Après Les Chapieux c’est de nouveau une montée vers le Col de la Seigne. Je crois que c’est là que mon cousin Patrice avait perdu son appareil photo 35 ans auparavant. Il y avait beaucoup de neige à ce col début juillet 1982. En 2017 un fin manteau blanc recouvre la montagne, le chemin est en gadoue. C’est le lever du jour, c’est beau mais on est encore dans les nuages.

On devait ensuite aller chercher le col des Pyramides Calcaires mais ce passage a été retiré de l’édition 2017 par l’organisation. D’après Ben qui a reconnu ce coin ce n’est pas une grande perte, ça aurait du se passer dans des schistes pourris d’après ce que j’ai compris.

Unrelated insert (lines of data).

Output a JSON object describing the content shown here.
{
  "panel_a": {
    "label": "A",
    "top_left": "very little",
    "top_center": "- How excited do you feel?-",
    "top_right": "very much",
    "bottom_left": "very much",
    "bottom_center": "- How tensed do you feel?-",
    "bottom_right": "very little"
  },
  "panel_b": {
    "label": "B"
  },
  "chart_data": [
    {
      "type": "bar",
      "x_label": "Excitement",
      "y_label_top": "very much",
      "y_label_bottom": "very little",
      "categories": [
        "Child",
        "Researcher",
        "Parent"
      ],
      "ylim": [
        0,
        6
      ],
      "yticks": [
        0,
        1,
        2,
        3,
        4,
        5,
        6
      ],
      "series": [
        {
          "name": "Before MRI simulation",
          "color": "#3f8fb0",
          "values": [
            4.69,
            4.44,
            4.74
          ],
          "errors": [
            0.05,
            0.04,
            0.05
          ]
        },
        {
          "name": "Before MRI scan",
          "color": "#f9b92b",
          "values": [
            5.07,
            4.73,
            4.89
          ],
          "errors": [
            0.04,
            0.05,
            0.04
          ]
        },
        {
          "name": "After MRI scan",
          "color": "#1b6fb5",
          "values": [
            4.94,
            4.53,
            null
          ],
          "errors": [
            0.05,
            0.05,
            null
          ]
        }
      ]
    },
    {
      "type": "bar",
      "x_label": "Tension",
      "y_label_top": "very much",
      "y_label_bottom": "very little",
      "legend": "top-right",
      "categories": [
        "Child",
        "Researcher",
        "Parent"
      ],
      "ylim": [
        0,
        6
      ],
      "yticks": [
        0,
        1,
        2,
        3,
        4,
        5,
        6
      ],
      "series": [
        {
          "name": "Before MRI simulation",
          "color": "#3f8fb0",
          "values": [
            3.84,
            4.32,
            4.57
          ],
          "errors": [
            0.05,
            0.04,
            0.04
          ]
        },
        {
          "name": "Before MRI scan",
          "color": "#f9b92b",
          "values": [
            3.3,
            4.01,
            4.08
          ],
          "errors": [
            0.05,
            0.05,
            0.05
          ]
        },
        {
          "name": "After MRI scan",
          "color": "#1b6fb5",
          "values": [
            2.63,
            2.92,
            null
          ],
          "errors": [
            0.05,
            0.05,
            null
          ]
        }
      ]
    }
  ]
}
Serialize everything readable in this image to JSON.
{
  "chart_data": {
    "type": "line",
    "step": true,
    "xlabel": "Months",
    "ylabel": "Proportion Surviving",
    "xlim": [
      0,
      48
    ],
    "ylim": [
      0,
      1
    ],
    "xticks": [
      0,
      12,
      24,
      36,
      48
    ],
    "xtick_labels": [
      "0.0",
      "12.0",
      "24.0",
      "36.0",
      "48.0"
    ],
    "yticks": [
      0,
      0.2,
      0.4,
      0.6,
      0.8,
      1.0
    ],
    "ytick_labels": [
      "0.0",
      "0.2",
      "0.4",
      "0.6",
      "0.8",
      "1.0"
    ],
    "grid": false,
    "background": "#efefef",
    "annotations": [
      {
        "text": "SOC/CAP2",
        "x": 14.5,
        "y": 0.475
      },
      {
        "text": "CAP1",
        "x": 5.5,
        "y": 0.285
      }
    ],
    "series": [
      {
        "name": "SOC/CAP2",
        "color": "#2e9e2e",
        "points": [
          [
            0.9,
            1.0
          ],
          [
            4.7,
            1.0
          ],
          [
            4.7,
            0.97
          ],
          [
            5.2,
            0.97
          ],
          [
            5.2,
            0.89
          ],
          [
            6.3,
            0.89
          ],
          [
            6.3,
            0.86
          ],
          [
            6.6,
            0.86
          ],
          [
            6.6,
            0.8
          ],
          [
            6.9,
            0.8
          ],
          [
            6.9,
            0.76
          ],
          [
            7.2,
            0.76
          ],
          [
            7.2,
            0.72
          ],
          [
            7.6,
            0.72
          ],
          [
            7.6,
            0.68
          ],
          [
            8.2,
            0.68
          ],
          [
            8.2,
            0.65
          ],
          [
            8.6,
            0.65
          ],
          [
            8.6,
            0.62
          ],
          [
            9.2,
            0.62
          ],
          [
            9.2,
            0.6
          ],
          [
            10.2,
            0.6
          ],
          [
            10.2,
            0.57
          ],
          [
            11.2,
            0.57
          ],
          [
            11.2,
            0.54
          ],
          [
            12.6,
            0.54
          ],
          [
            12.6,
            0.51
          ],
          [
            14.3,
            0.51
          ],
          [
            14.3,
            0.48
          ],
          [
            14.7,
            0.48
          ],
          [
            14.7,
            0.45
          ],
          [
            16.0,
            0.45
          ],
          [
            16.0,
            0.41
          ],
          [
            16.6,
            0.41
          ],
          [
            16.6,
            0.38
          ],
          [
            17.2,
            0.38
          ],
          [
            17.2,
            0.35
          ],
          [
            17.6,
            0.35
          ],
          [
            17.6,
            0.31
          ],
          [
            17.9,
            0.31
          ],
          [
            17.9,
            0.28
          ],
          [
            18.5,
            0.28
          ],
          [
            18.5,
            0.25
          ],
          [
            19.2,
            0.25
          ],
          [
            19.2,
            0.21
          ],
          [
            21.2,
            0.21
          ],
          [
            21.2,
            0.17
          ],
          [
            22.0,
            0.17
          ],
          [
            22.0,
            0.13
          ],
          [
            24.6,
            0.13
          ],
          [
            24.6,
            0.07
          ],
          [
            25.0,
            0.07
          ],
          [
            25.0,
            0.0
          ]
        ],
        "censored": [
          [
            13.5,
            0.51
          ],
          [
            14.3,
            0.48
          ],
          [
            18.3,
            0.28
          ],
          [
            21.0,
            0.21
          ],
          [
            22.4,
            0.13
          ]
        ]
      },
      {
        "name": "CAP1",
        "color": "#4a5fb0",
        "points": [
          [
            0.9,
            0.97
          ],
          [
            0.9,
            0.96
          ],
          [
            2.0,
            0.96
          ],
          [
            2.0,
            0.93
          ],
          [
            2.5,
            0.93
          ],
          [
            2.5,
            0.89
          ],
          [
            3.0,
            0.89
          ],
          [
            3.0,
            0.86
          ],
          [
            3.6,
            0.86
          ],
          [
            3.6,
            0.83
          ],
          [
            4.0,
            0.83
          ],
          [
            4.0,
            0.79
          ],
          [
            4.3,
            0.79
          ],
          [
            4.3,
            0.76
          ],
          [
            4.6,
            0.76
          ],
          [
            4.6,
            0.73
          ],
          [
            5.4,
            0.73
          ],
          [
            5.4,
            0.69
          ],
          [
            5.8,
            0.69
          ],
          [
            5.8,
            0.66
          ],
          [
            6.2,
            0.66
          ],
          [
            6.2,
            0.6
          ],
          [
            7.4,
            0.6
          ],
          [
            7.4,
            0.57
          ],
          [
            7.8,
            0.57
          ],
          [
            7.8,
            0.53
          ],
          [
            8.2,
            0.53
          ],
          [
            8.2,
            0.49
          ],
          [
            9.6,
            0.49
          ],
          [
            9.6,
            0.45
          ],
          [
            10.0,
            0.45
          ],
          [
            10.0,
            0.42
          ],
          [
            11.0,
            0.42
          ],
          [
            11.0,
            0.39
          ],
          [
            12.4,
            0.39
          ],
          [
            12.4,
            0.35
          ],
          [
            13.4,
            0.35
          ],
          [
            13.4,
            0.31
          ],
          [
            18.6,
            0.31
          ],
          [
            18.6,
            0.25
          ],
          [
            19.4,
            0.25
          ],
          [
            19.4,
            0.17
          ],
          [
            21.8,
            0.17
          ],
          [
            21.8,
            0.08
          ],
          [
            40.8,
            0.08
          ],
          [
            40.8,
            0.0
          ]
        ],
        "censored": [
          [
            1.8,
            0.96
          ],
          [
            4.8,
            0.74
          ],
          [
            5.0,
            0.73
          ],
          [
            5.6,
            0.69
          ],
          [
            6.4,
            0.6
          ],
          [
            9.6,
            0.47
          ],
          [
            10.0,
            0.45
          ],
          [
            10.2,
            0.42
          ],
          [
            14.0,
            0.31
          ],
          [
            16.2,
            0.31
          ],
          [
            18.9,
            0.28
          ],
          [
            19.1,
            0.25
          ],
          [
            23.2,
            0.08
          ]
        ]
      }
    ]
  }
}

Dans la descente dans le Val Vény vers le lac Combal, au petit matin, on croise 2 africains qui montent vers le col dans la montagne enneigée. Une jeune femme suivie à quelques mètres par un jeune homme. Ils sont bien habillés, ne semblent pas souffrir du froid et ont l’air heureux. J’imagine que ce sont des migrants ayant fui un pauvre pays africains pour une terre promise qui ne fera sans doute que les décevoir. Je pense à tout ces morts sur les bateaux en méditerranée, à moi qui ne fait rien pour que rien ne change, au fait que je me fais plaisir dans les montagnes tandis que tant de choses partent en vrille. Je me dis que c’est stupide de faire le tour du Mont Blanc. De partir d’un endroit pour y revenir 1 ou 2 jours plus tard. On gâche notre vitalité dans l’exercice. Eux les migrants sont des vrais hérauts des temps moderne, eux au moins utilisent leur énergie et leurs capacité physique pour une épopée beaucoup plus dangereuse et utile qu’une course dans les montagne. Pourtant ce sont les mêmes muscles que nous utilisons les uns et les autres.  L’UTMB est à la migration ce que la masturbation est à la procréation.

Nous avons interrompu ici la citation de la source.